To gather up that sweet genetic info, researchers worked with 28 institutions around the globe, the lion's share coming from the San Diego Zoo's Frozen Zoo, the largest such collection in the world.
The tool those mammalian genomes birthed, published in Nature, will be open for use by researchers.
"By prioritizing phylogenetic diversity and making data available quickly and without restriction," the researchers wrote, "the Zoonomia Project aims to support biological discovery, medical research and the conservation of biodiversity."
Animal Genes and Human Viruses
After minks in Denmark become a vector of SARS-CoV-2 transmission — jumping from people to minks and back again — researchers and public health officials had to consider the fact that the virus could hide in an animal, mutate, and spillover again, something which could spell trouble.

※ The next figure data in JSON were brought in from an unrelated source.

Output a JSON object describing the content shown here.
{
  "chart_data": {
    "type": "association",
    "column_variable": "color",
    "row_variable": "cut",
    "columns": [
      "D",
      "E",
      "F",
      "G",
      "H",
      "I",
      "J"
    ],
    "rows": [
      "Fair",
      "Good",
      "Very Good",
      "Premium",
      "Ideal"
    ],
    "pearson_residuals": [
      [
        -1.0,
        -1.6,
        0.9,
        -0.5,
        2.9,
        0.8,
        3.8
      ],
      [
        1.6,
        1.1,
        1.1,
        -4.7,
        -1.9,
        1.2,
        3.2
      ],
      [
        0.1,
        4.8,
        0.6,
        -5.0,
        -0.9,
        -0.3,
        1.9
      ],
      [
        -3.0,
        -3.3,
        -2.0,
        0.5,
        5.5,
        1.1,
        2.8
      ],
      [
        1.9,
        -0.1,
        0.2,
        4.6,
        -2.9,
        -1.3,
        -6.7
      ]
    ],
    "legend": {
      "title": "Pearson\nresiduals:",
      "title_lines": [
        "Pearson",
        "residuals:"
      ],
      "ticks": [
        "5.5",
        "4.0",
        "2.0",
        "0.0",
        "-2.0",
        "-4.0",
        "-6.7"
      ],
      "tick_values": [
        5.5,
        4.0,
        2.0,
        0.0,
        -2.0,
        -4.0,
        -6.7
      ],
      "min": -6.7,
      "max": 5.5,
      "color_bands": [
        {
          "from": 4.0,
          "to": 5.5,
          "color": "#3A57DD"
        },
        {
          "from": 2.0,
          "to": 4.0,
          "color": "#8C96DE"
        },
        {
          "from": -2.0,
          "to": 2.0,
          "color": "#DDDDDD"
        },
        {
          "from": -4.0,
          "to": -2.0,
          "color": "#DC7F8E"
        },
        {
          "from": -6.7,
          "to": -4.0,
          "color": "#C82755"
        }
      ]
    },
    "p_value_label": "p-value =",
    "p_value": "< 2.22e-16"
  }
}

Finding out what animals are vulnerable to the coronavirus's weapon of choice, the spike protein, could help us avoid these zoonotic ambushes. The spike protein's favored target is a cell receptor called ACE2. ACE2 is found on all sorts of tissues, including in the respiratory tract (obviously), but it's not just in humans.
Broad Institute researchers, along with UC-Davis and other institutions, attempted to identify potential animals at risk by seeing how well their ACE2 receptors matched with ours. We've got 25 amino acids in our ACE2 receptor; the more of those 25 an animal shares with us, the more vulnerable they may be.
Half of the mammalian genomes in the Zoonomia Project had never been analyzed and cataloged before.
"Animals with all 25 amino acid residues matching the human protein are predicted to be at the highest risk for contracting SARS-CoV-2 via ACE2," UC Davis postdoc Joana Damas said. "The risk is predicted to decrease the more the species' ACE2 binding residues (those amino acids) differ from humans."
While they searched hither and yon — including reptiles, amphibians, birds, and fish — it is the mammalian genomes, many taken from Zoonomia, that contained the most sobering news. Animals currently hanging by a thread seemed to be exceptionally high risk, including three great apes — the Northern white-cheeked gibbon (cute as hell), the Western lowland gorilla (intimidating as hell), and the Sumatran orangutan (goofy as hell).
The database has already yielded another insight as well. Mammals prone to extinction have lower genetic diversity than others; this suggests that sampling and analyzing the genome from just one species may help tell us what critters are most at risk, perhaps helping us to better target conservation efforts.
(It's not all doom and gloom on that front; genetics have also helped us find species thought extinct, including the New Guinea singing dog, which is, I promise you, not made up.)
While these early fruits are promising, the real value may be yet to come; so many mammalian genomes in one place — available to the entire scientific community — are likely to yield new insights.
"Once you make the data widely available and explain its utility to the broader research community, you can really change the way science is done," said Elinor Karlsson, the director of Broad's Vertebrate Genomics Group.